Die genetische Vielfalt österreichischer Schmetterlinge ist seit mehreren Jahren ein bedeutender Forschungsschwerpunkt in den Naturwissenschaftlichen Sammlungen der Tiroler Landesmuseen. Inzwischen liegen etwa 11.000 genetische Proben von 2.800 Falterarten Österreichs vor. Ziel ist ein regionaler Beitrag zur globalen genetischen Bibliothek BOLD (Barcode of Life Data Systems, www.boldsystems.org). Diese umfasst aktuell mehr als fünf Millionen Barcodes und wird in Kanada an der Universität Guelph betreut.
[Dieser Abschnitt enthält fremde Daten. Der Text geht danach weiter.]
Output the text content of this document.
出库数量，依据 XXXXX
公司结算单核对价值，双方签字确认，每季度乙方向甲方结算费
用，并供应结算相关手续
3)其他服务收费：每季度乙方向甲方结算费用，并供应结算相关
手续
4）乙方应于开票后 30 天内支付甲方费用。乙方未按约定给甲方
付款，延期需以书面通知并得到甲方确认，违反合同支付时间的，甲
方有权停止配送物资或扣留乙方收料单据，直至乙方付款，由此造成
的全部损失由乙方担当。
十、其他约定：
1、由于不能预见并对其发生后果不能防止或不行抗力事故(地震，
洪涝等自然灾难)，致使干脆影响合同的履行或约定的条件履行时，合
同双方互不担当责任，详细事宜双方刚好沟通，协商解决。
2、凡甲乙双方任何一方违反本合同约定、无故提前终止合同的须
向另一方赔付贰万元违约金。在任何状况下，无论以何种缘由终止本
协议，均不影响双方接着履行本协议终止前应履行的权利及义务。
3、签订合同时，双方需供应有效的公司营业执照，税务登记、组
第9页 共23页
Hunderte Institutionen tragen zu einem raschen Ausbau der Bibliothek bei.

Zuverlässige Methode

DNA-Barcoding ist eine einfache Methode, bei der für alle Tiergruppen ein identer, kurzer mitochrondrialer DNA-Abschnitt sequenziert wird. Die Reihenfolge der Basen ist meistens arttypisch, ähnlich einem Strichcode im Supermarkt, daher auch die Bezeichnung „DNA-Barcode“. Mit Hilfe dieser Methode können daher Arten einfach und zuverlässig sowie kostengünstig bestimmt werden. Selbst Eier oder winzige Larven lassen sich erstmals sicher zuordnen. DNA-Barcoding ermöglicht die Erfassung von geschützten Arten ebenso wie die Bestimmung von neu eingeschleppten oder schädlichen Arten. Es wird in der Lebensmittelkontrolle, bei Zollbehörden, in Land- und Forstwirtschaft sowie im Naturschutz angewendet.
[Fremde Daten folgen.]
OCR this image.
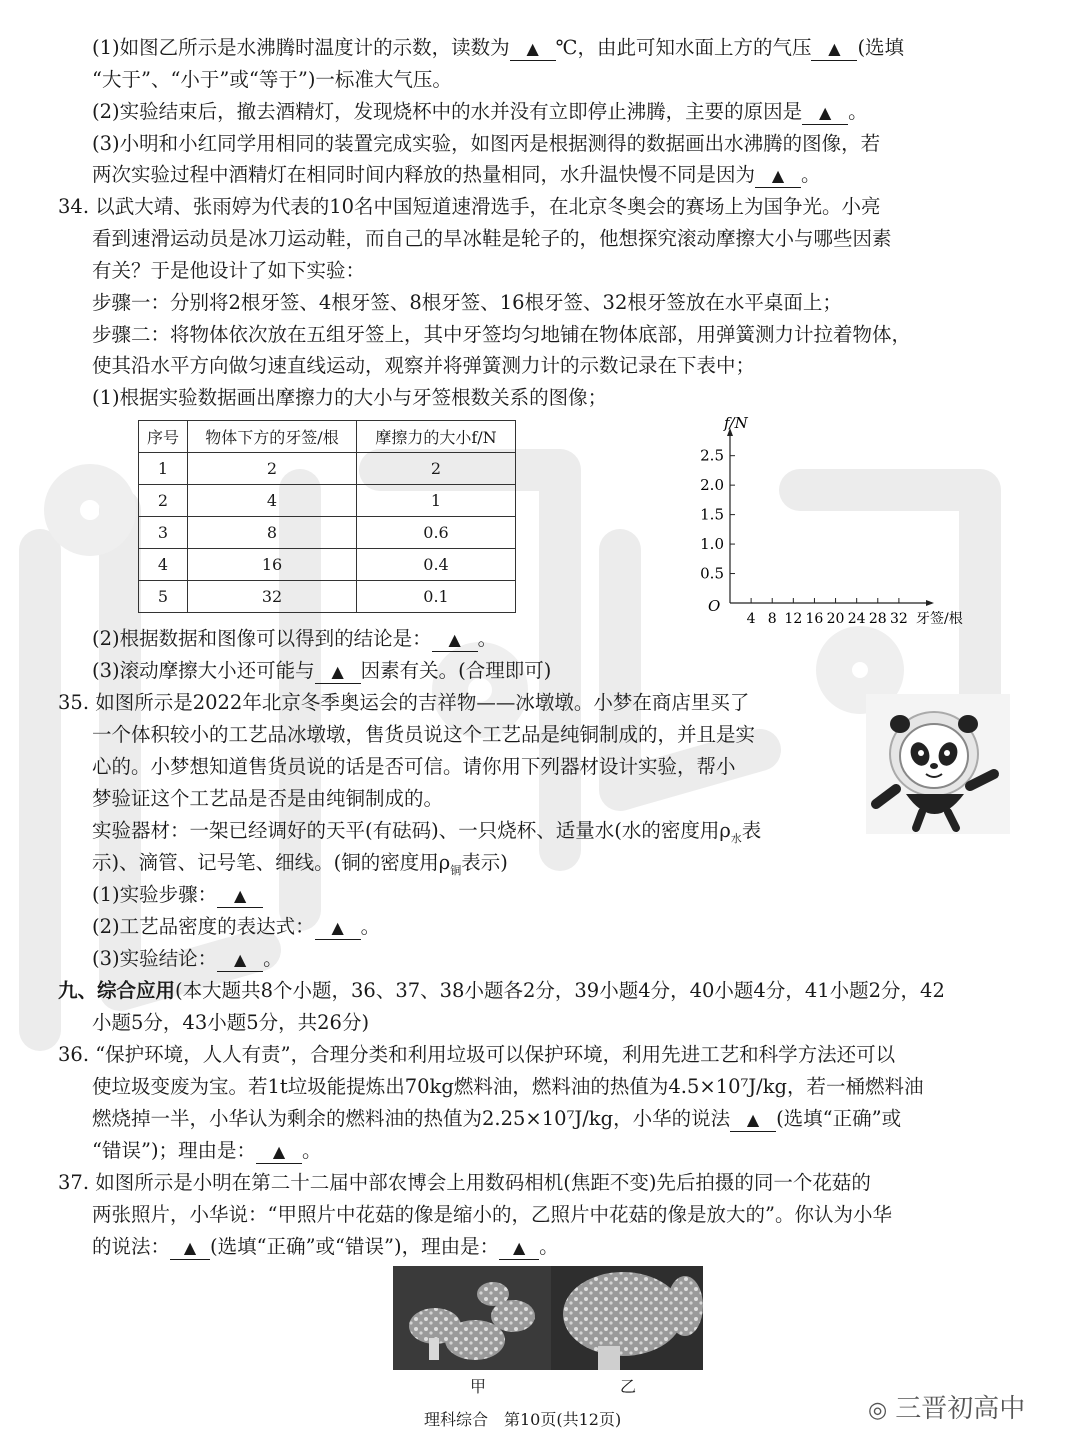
(1)如图乙所示是水沸腾时温度计的示数，读数为 ▲ ℃，由此可知水面上方的气压 ▲ (选填
“大于”、“小于”或“等于”)一标准大气压。
(2)实验结束后，撤去酒精灯，发现烧杯中的水并没有立即停止沸腾，主要的原因是 ▲ 。
(3)小明和小红同学用相同的装置完成实验，如图丙是根据测得的数据画出水沸腾的图像，若
两次实验过程中酒精灯在相同时间内释放的热量相同，水升温快慢不同是因为 ▲ 。
34. 以武大靖、张雨婷为代表的10名中国短道速滑选手，在北京冬奥会的赛场上为国争光。小亮
看到速滑运动员是冰刀运动鞋，而自己的旱冰鞋是轮子的，他想探究滚动摩擦大小与哪些因素
有关？于是他设计了如下实验：
步骤一：分别将2根牙签、4根牙签、8根牙签、16根牙签、32根牙签放在水平桌面上；
步骤二：将物体依次放在五组牙签上，其中牙签均匀地铺在物体底部，用弹簧测力计拉着物体，
使其沿水平方向做匀速直线运动，观察并将弹簧测力计的示数记录在下表中；
(1)根据实验数据画出摩擦力的大小与牙签根数关系的图像；
序号	物体下方的牙签/根	摩擦力的大小f/N
1	2	2
2	4	1
3	8	0.6
4	16	0.4
5	32	0.1
f/N
O
0.5
1.0
1.5
2.0
2.5
4 8 12 16 20 24 28 32 牙签/根
(2)根据数据和图像可以得到的结论是： ▲ 。
(3)滚动摩擦大小还可能与 ▲ 因素有关。(合理即可)
35. 如图所示是2022年北京冬季奥运会的吉祥物——冰墩墩。小梦在商店里买了
一个体积较小的工艺品冰墩墩，售货员说这个工艺品是纯铜制成的，并且是实
心的。小梦想知道售货员说的话是否可信。请你用下列器材设计实验，帮小
梦验证这个工艺品是否是由纯铜制成的。
实验器材：一架已经调好的天平(有砝码)、一只烧杯、适量水(水的密度用$\rho_水$表
示)、滴管、记号笔、细线。(铜的密度用$\rho_铜$表示)
(1)实验步骤： ▲
(2)工艺品密度的表达式： ▲ 。
(3)实验结论： ▲ 。
九、综合应用(本大题共8个小题，36、37、38小题各2分，39小题4分，40小题4分，41小题2分，42
小题5分，43小题5分，共26分)
36. “保护环境，人人有责”，合理分类和利用垃圾可以保护环境，利用先进工艺和科学方法还可以
使垃圾变废为宝。若1t垃圾能提炼出70kg燃料油，燃料油的热值为4.5×10⁷J/kg，若一桶燃料油
燃烧掉一半，小华认为剩余的燃料油的热值为2.25×10⁷J/kg，小华的说法 ▲ (选填“正确”或
“错误”)；理由是： ▲ 。
37. 如图所示是小明在第二十二届中部农博会上用数码相机(焦距不变)先后拍摄的同一个花菇的
两张照片，小华说：“甲照片中花菇的像是缩小的，乙照片中花菇的像是放大的”。你认为小华
的说法： ▲ (选填“正确”或“错误”)，理由是： ▲ 。
甲	乙
理科综合　第10页(共12页)	◎ 三晋初高中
 Die Stiftung Blühendes Österreich

Blühendes Österreich – REWE International gemeinnützige Privatstiftung wurde 2015 von REWE gründet und ist ein Gemeinschaftsprojekt mit der Vogelschutzorganisation BirdLife Österreich. Die Initiative verfolgt das Ziel, gemeinsam mit Partnern aus der Landwirtschaft, Wissenschaft und mit Natur- und Umweltschutzorganisationen Österreich grüner, lebenswerter und artenreicher zu machen. Ein Fokus liegt dabei auf der Verbesserung der Lebensbedingungen für Schmetterlinge. Sie sind unter anderem als Blütenbestäuber von großer Bedeutung für das Ökosystem und gelten als Indikatoren für den Zustand der Umwelt. Für Blühendes Österreich verfasste Peter Huemer zwei aufsehenerregende Reporte: „Ausgeflattert I“ (2016) und „Ausgeflattert II“ (2017), welche die dramatische Lage der einheimischen Schmetterlinge aufzeigen, aber auch die Forschungsdefizite betonen.